Don’t get me wrong: I have nothing against fillies racing against colts. In fact, I wish that it happened more frequently, and that it weren’t such a Big Event when it happened.
But I also think that the calls for the most accomplished female horses to test themselves against males smack of sexism and devalue the great races restricted to fillies and mares.
I understand the notion that a horse should test herself in unrestricted company to prove her greatness, and I don’t necessarily disagree. That said: I never heard anyone say that in order for Curlin to prove his greatness, he should race against Zenyatta or Zarkava. It seems that only females need to race against the other sex in order to establish their quality.
I understand, too, those who say that notions of human gender and sex equality have no place on the racetrack, though I don’t entirely agree. No less than in culture in general, the standard for greatness on the track is male, regardless of the actual quality of the horses. Since the injuries to such horses as Quality Road and I Want Revenge, more than one racing commentator has opined that the current crop of three-year-olds is mediocre. I leave that to others to decide, but if it’s true, what does Rachel Alexandra prove by beating them? Is beating mediocre males more of an accomplishment than beating great females? Or: is beating mediocre males more of an accomplishment than beating mediocre females, given the general opinion of the field she beat in the Oaks?
The underlying notion that the Preakness is “better” than the Acorn smacks of an implicit sexism, one with which human females are quite familiar. It is the male who sets the standard, and we need to meet it in order to be considered as good. Fillies and mares need to race against and beat their male counterparts, regardless of the quality of those male counterparts, while the reverse is nearly never true.

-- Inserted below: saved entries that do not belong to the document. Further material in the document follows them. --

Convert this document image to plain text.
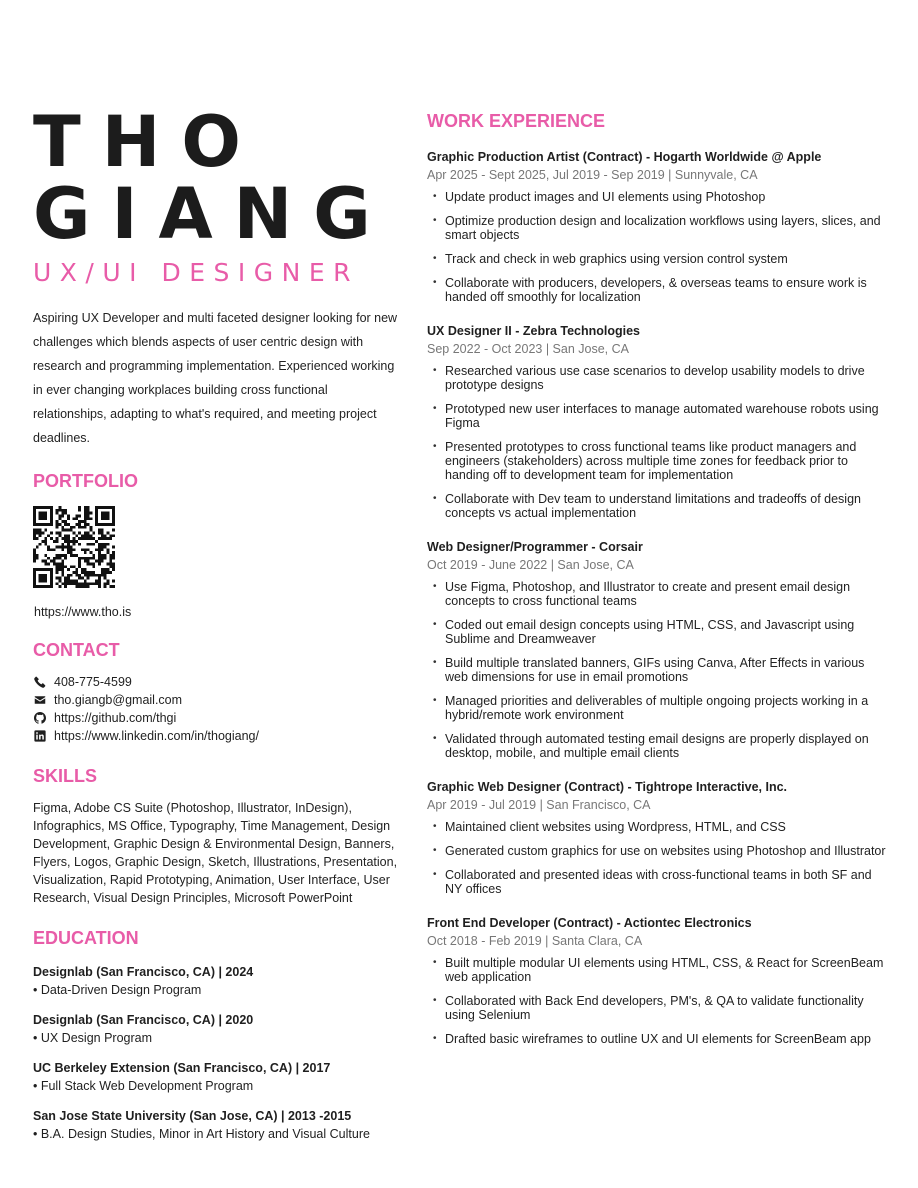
THO
GIANG
UX/UI DESIGNER
Aspiring UX Developer and multi faceted designer looking for new challenges which blends aspects of user centric design with research and programming implementation. Experienced working in ever changing workplaces building cross functional relationships, adapting to what's required, and meeting project deadlines.
PORTFOLIO
https://www.tho.is
CONTACT
408-775-4599
tho.giangb@gmail.com
https://github.com/thgi
https://www.linkedin.com/in/thogiang/
SKILLS
Figma, Adobe CS Suite (Photoshop, Illustrator, InDesign), Infographics, MS Office, Typography, Time Management, Design Development, Graphic Design & Environmental Design, Banners, Flyers, Logos, Graphic Design, Sketch, Illustrations, Presentation, Visualization, Rapid Prototyping, Animation, User Interface, User Research, Visual Design Principles, Microsoft PowerPoint
EDUCATION
Designlab (San Francisco, CA) | 2024
• Data-Driven Design Program
Designlab (San Francisco, CA) | 2020
• UX Design Program
UC Berkeley Extension (San Francisco, CA) | 2017
• Full Stack Web Development Program
San Jose State University (San Jose, CA) | 2013 -2015
• B.A. Design Studies, Minor in Art History and Visual Culture
WORK EXPERIENCE
Graphic Production Artist (Contract) - Hogarth Worldwide @ Apple
Apr 2025 - Sept 2025, Jul 2019 - Sep 2019 | Sunnyvale, CA
• Update product images and UI elements using Photoshop
• Optimize production design and localization workflows using layers, slices, and smart objects
• Track and check in web graphics using version control system
• Collaborate with producers, developers, & overseas teams to ensure work is handed off smoothly for localization
UX Designer II - Zebra Technologies
Sep 2022 - Oct 2023 | San Jose, CA
• Researched various use case scenarios to develop usability models to drive prototype designs
• Prototyped new user interfaces to manage automated warehouse robots using Figma
• Presented prototypes to cross functional teams like product managers and engineers (stakeholders) across multiple time zones for feedback prior to handing off to development team for implementation
• Collaborate with Dev team to understand limitations and tradeoffs of design concepts vs actual implementation
Web Designer/Programmer - Corsair
Oct 2019 - June 2022 | San Jose, CA
• Use Figma, Photoshop, and Illustrator to create and present email design concepts to cross functional teams
• Coded out email design concepts using HTML, CSS, and Javascript using Sublime and Dreamweaver
• Build multiple translated banners, GIFs using Canva, After Effects in various web dimensions for use in email promotions
• Managed priorities and deliverables of multiple ongoing projects working in a hybrid/remote work environment
• Validated through automated testing email designs are properly displayed on desktop, mobile, and multiple email clients
Graphic Web Designer (Contract) - Tightrope Interactive, Inc.
Apr 2019 - Jul 2019 | San Francisco, CA
• Maintained client websites using Wordpress, HTML, and CSS
• Generated custom graphics for use on websites using Photoshop and Illustrator
• Collaborated and presented ideas with cross-functional teams in both SF and NY offices
Front End Developer (Contract) - Actiontec Electronics
Oct 2018 - Feb 2019 | Santa Clara, CA
• Built multiple modular UI elements using HTML, CSS, & React for ScreenBeam web application
• Collaborated with Back End developers, PM's, & QA to validate functionality using Selenium
• Drafted basic wireframes to outline UX and UI elements for ScreenBeam app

Make no mistake: watching Rags to Riches beat Curlin in the 2007 Belmont is one of the two most exciting and personally meaningful sporting moments of my life (the other is the 1994 New York Rangers’ Stanley Cup victory), and the only one that I witnessed in person. I will never forget it, and I am grateful that I was there.
But in U.S. racing it is not, unfortunately, customary to race males against females, unlike in its foreign counterparts; I wish it were. I wish that we could see more mixed sex racing at all levels, from claimers to stakes winners, if only to debunk the absurd notion that racing females against males is somehow bad for the female. But we don’t. And to hold great female horses to a stubborn standard, one based only on genitalia, insults the sex-restricted races and the terrific fillies and mares who race in them.
I don’t want to see Rachel Alexandra excluded from the Preakness by means of gamesmanship and mean-spiritedness, and I’m glad that that foolishness has been put aside. But I will be one of apparently few who will be not-so-secretly happy if we see her in the Acorn on June 6th, instead of at Pimlico this Saturday.